Altra società, immutate doglianze. In casa Oppidum Monica Pilleri traccia la sua cronistoria dove trapelano nuove incredibili storture: «I nostri agonisti sono fuori dall’acqua clorata dal 5 marzo, ad eccezione delle ragazze del sincro che hanno potuto godere a settembre dell’ospitalità della piscina di un albergo dell’hinterland, mentre i ragazzi delle giovanili di pallanuoto si sono dovuti accontentare di allenamenti in mare da giugno fino ai primi di ottobre. Da quel momento, per tutti i nostri ragazzi, è stata solo preparazione atletica a secco al parco di Terramaini, a due passi dalla loro piscina che inspiegabilmente tiene chiuse le sue porte dal 9 marzo, nonostante tutte le promesse dell’amministrazione che dalla scorsa estate annuncia una riapertura imminente che non è mai arrivata.
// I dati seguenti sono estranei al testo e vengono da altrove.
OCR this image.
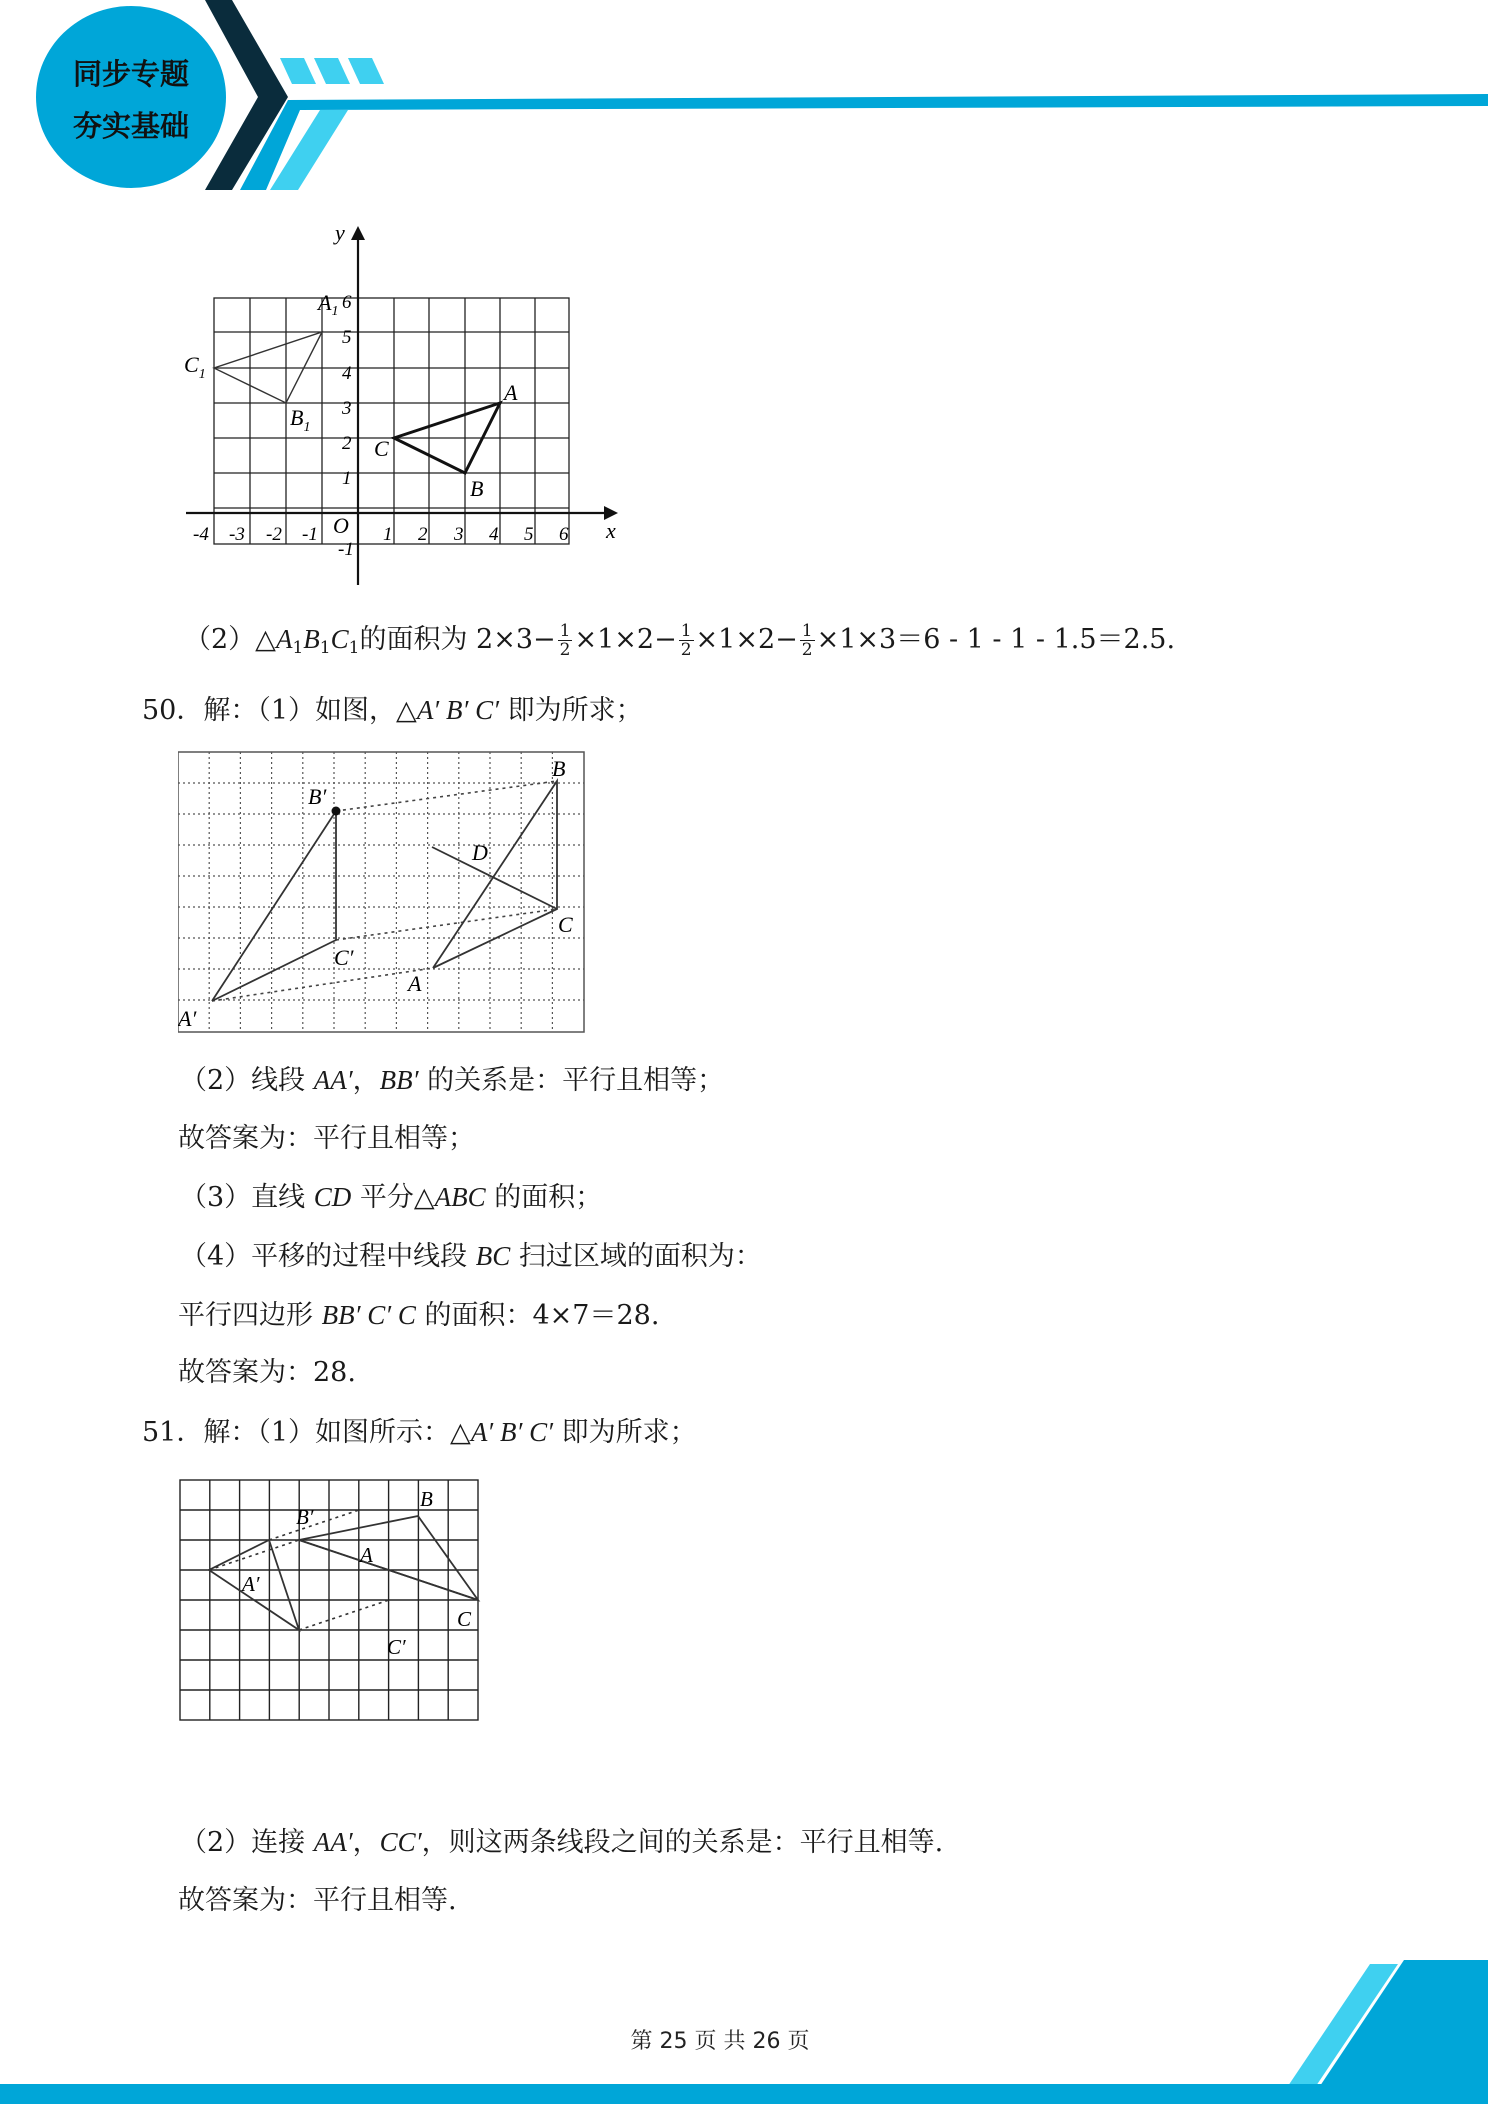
同步专题
夯实基础
x
y
O
-4 -3 -2 -1	1 2 3 4 5 6
1
2
3
4
5
6
-1
$A_1$
$B_1$
$C_1$
A
B
C
$(2)\triangle A_1B_1C_1$的面积为 $2\times 3- \frac{1}{2} \times 1\times 2- \frac{1}{2} \times 1\times 2- \frac{1}{2} \times 1\times 3=6$ ‑ 1 ‑ 1 ‑ 1.5＝2.5.
50．解：（1）如图，△A′ B′ C′ 即为所求；
B
C
A
D
B′
C′
A′
（2）线段 AA′，BB′ 的关系是：平行且相等；
故答案为：平行且相等；
（3）直线 CD 平分△ABC 的面积；
（4）平移的过程中线段 BC 扫过区域的面积为：
平行四边形 BB′ C′ C 的面积：4×7＝28.
故答案为：28.
51．解：（1）如图所示：△A′ B′ C′ 即为所求；
B
B′
A
A′
C
C′
（2）连接 AA′，CC′，则这两条线段之间的关系是：平行且相等.
故答案为：平行且相等.
第 25 页 共 26 页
A mio modo di vedere loro, i ragazzi, i nostri atleti, sono degli eroi, non si sono arresi e non si sono tirati indietro, hanno accolto tutte le nostre proposte: dall’attività in mare all’attività a secco, che per quanto importante non può però essere l’unica attività per nuotatori, pallanuotisti, sincronette. Ora basta, siamo stanchi, logorati anche psicologicamente, sfibrati da questa lunga attesa, dai continui rinvii dell’apertura, frustrati dalle promesse e dai proclami che arrivano dall’amministrazione che puntualmente vengono disattesi. Ci sentiamo presi in giro come cittadini, come lavoratori dello sport, come atleti. Non so per quanto tempo i nostri ragazzi potranno resistere ancora prima di gettare la spugna.
La paura sempre più concreta è quella di perdere il lavoro di anni: quanto abbiamo creato non è arrivato dall’oggi al domani, è il frutto del lavoro, dell’impegno dell’investimento sul piano umano, tecnico ed economico di anni. Il discorso ovviamente vale per tutte le società che operano a Terramaini e in Via dello Sport, il comune deve prendere atto che rischia di cancellare più del 50% del movimento natatorio cittadino. Ci avevano fatto credere che il 3 dicembre sarebbe stata la volta buona, abbiamo preparato i calendari, abbiamo speso per l’acquisto dei dpi, dei termoscanner per rilevare la temperatura degli atleti all’ingresso, dei prodotti per la sanificazione di quanto di nostra competenza, eravamo pronti per entrare finalmente in vasca ed è arrivata la doccia fredda: piscina allagata nella zona segreterie, problemi con la ditta appaltatrice del servizio di custodia dell’impianto e con l’organizzazione del servizio di pulizia.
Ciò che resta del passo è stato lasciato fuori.